9 de dezembro de 2013

NOTAS DE AUTOGNOSE


(JOAQUIM VALÉRIO -IMAGEM DO ACERVO PESSOAL DA GESTORA DO BLOG)


São duas da manhã, lá fora silenciam-se os ruídos amorfos de um início de madrugada. Sabemos que a cidade e vida não dorme, apenas se apazigua em alguns nervos. É neste silêncio ilusório que se aquietam as ideias frenéticas das quotidianas correrias, dos mil e um afazeres com que entupimos a vida. Na memória viva e quente ressoa um certo olhar contemplativo, singelo, tão nu que qualquer um sente que ele nada tem, e, no entanto, nele sossegadamente tudo se completa. Nada há a esconder, nada há a procurar, apenas há essa comunhão indescritível de estar-se no mesmo horizonte onde se esteve uma vida inteira.

O olhar é do meu avô, é um azul límpido que encontro num dia da minha infância onde ele carinhosamente me guiou pelas entranhas da sua arte, como reduto de uma existência vivida. Contemplava o mesmo campo onde durante uma vida inteira tinha pastado as suas cabras, dia após dia sem busca ou demanda.

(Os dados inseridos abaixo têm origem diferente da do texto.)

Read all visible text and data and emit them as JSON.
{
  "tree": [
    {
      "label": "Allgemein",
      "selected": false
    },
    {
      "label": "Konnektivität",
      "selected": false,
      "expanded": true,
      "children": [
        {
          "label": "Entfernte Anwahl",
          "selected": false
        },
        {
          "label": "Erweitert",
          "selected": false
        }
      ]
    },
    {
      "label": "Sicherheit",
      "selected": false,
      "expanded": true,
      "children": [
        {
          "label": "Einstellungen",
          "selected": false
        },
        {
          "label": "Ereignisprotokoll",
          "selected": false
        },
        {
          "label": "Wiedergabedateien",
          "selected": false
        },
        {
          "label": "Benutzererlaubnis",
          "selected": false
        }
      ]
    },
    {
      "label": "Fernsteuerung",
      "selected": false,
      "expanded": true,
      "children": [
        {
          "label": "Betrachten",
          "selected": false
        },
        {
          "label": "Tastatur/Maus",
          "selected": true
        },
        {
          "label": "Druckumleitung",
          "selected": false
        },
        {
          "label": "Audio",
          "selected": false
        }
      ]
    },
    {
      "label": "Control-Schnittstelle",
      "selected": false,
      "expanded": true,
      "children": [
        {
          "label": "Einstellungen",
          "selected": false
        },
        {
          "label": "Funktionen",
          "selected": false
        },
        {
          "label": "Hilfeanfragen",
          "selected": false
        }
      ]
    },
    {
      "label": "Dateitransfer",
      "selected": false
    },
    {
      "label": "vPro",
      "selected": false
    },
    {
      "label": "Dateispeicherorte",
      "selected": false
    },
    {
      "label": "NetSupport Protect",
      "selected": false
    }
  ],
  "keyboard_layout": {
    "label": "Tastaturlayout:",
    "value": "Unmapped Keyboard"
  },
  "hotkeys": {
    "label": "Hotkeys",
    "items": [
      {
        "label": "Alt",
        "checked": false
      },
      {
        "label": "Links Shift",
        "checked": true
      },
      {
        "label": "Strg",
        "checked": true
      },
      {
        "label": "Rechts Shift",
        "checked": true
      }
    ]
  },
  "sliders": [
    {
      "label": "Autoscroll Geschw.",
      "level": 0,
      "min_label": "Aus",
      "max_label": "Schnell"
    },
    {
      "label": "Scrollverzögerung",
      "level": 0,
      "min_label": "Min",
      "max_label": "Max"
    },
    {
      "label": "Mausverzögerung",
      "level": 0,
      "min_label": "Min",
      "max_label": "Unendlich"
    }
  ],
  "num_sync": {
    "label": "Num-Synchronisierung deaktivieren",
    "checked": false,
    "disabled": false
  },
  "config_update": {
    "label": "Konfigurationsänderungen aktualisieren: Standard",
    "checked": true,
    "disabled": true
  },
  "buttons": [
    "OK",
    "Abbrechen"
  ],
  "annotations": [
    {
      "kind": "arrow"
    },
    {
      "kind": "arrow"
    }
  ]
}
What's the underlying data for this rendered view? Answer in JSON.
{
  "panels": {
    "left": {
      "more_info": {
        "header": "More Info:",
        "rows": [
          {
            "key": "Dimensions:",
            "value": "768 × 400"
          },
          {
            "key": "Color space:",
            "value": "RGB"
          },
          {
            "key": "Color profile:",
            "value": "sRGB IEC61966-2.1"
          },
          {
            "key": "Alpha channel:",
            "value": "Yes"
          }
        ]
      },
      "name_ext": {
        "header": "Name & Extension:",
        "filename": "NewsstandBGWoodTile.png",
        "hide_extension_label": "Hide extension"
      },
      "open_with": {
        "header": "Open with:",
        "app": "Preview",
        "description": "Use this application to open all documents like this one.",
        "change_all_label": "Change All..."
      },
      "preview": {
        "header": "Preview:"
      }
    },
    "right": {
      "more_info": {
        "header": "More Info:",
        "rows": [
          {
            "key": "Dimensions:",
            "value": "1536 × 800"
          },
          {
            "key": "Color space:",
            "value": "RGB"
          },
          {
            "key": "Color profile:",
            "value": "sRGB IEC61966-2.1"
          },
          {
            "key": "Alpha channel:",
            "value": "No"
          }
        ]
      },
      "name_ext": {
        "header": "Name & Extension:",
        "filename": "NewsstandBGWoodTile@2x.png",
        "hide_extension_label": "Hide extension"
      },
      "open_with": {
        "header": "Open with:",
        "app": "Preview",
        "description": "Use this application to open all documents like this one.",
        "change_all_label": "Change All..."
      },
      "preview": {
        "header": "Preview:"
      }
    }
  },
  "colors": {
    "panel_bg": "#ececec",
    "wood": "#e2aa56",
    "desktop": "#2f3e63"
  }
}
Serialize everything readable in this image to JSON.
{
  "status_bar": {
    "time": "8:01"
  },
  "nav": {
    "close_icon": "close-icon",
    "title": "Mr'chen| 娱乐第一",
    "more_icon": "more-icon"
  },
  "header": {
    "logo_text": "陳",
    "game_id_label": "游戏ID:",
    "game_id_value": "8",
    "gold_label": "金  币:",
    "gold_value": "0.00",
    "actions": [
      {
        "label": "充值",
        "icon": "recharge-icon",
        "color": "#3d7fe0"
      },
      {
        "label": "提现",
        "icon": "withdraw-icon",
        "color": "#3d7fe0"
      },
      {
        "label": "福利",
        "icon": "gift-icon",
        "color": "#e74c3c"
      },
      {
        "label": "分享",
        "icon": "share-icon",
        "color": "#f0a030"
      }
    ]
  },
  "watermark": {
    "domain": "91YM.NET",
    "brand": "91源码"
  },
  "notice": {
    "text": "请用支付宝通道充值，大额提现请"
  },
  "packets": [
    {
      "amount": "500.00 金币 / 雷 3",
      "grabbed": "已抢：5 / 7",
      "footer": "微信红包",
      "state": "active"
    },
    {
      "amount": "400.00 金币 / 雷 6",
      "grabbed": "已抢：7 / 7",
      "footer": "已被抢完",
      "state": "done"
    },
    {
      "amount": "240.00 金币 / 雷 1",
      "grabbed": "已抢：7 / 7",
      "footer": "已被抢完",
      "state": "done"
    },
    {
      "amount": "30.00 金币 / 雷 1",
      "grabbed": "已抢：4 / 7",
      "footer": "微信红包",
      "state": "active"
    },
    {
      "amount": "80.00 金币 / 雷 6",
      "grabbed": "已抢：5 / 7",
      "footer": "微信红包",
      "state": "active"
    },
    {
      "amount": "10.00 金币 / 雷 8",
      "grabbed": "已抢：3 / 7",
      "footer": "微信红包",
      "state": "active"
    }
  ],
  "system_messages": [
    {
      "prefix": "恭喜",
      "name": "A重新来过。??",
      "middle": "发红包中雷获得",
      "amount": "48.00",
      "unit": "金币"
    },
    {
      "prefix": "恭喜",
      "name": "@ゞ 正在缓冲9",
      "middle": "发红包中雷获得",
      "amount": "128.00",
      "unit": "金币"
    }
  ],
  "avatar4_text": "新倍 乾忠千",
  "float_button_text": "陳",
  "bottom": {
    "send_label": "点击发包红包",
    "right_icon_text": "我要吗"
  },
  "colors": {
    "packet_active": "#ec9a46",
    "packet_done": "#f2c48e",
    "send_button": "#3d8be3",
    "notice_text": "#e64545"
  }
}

Era um homem simples, que não sabia ler, nem escrever e que só muitos anos mais tarde, quase no fim da sua vida, me revelou que sabia esculpir o seu nome, e não mais que isso, porque afinal o mundo das letras para mais nada lhe servia.

Como é curioso o espírito humano, assim de repente vinda do nada, aconchega-se uma fotografia há tanto tempo perdida, voltam à memória os sons, os cheiros e as imagens de um tempo tão longinco que duvidamos que tenha existido, e, no entanto, as suas impressões digitais são tão perenes, como as das mãos que esmagam as teclas com que agora escrevo.

De um outro baú, assola-me a imagem do meu pai, muito diferente da do meu avô, pese embora seja seu filho e conheça os seus horizontes melhor que eu. O meu pai, também ele um homem simples, procura não exigir muito da vida, tal como o meu avô também ele reserva para si o sentido das coisas, difere dele, entre tantos outros pontos, pela incapacidade de traduzir os sentimentos, nesse campo embora saiba ler e escrever, não lhe arrancamos uma só palavra, nele a herança materna cinzelou um maior número de genes.

O meu avô conhecia a face simples dos sentimentos, espelhava-a num sorriso impar, que nunca mais encontrei… embora muitos sejam os rostos com que me deparo ao longo da vida. Mas a humildade daquele sorriso, espelhada numa aceitação tão própria, nunca mais a encontrei. A grandeza do sorriso do meu avô residiu sempre, no esculpido das suas rugas na abertura imediata do sentir e na nudez da carne que lhe revestia os ossos.

É nestes dois homens, pilares da minha existência, que encontro sem máscaras, sem espectativas desmesuradas, sem actos heróicos, ou demandas homéricas, a matéria do Homem.
Porque o Homem resume-se a isso, a um amontoado de alma, sentidos, carne, nervos e ossos, quere-lo diferente é agir contra natura.